The Patriots have exposed just how mediocre the NFL is right now – players, coaches, general managers, and owners alike. New England is playing the game of football as flawlessly as I have ever seen, throughout the organization – and I will grudgingly admit that it is impressive to watch. I will also concede that it is not their fault that opposing teams cannot stop them from scoring. They are out to dominate on every play, not simply going through the motions - and isn't that the way it should be?

So what does this mean for the NFL?

Well I’m hoping that we see a serious improvement in the on-field product. New England is going to be the team to beat for the next 2-3 years, barring any serious injuries – and they are going to have a Rosie O’Donnell-size target on their backs. Any other team in the league that is a contender or wants to be a contender is going to have to be built to beat New England. If owners are committed to winning a championship, they are going to have to make sure the absolute best coaches and general managers are in place.
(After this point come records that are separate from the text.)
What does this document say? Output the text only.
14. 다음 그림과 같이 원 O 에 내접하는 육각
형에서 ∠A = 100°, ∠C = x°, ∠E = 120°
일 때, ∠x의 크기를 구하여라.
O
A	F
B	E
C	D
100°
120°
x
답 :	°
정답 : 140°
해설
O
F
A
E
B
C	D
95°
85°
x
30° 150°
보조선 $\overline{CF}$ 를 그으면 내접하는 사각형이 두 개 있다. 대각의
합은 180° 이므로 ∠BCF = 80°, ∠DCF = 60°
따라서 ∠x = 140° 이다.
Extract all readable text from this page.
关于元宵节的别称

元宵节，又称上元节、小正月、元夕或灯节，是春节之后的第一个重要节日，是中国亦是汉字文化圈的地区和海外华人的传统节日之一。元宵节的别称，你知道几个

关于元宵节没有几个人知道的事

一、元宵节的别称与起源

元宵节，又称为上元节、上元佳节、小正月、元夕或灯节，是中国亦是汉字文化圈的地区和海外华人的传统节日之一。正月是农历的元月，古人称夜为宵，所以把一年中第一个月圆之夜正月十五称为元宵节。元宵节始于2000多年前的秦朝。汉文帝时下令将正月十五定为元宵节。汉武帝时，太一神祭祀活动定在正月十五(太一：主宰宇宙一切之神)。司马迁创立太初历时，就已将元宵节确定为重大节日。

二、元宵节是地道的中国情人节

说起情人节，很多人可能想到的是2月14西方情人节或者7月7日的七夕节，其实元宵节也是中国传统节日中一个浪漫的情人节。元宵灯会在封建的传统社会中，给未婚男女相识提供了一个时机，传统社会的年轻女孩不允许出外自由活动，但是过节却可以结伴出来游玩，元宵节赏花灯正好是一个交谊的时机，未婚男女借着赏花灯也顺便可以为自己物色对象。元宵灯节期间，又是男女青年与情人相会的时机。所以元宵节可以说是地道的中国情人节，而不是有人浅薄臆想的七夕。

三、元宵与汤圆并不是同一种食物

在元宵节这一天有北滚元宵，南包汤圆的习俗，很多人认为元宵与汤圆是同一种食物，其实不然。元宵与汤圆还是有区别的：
And then the coaches and GM’s have to make sure they find players who are willing to put selfish pursuits aside for the good of the team – and give their all, not just every game but every play.

It’s not just about talent, because there are a lot of talented teams in the NFL, it’s more about accountability. Players and coaches are going to have to be accountable for everything that happens on the field. When Patriots’ linebacker Mike Vrabel is lining up as a tight end near the goal line, I, as a viewer at home, know that there’s high probability of him catching a touchdown pass (he has 2 receptions for 2 touchdowns this year) – or at least there is the possibility of that happening. However, most teams react as if they’d never seen the play before, as Vrabel is usually wide open.

What I’m talking about sounds an awful lot like perfection doesn’t it? And of course everyone says that perfection is an impossibility – but I will counter with this: Have you seen the New England Patriots play this year?

Unlike professional golf, which started Tiger-proofing courses, the NFL is not going to change anything fundamental to the game to slow the Patriots down - defences won't suddenly be able to play one more man than the offence. It’s going to be up to the other teams in the league to step up and answer New England’s challenge. If that happens and a handful of teams can elevate their play (let’s be honest, not every team in the league is going to change overnight – football isn’t an individual sport like golf, there are a lot of moving parts), it’s going to be the fans that benefit.

As much as I enjoy watching teams like Atlanta, Kansas City, Oakland and Cincinnati, et. al. play every week like they're in a meaningless pick-up game – I really, really want to see more teams who know what they’re doing. Even if it means New England dominating for a year or two (or more, if it comes to that). After all, it was a solid 4-5 years before the rest of the Tour even came close to catching up to Tiger - and there's a case to be made that there's still nobody that can hang with Tiger when he's on his game.

If the next few years in the NFL are solely about teams taking shots at New England to see who can knock them down, I'm ok with that. Because that's going to mean intense, furiously contested games - with every player putting everything on the line. And as football fans, isn't that what we want to see?


Jeff K said...

Translation: I (Luke) secretly love Bill Belichick. He is my hero.


Luke said...

Was it that obvious? I was hoping the back-handed compliments would hide it.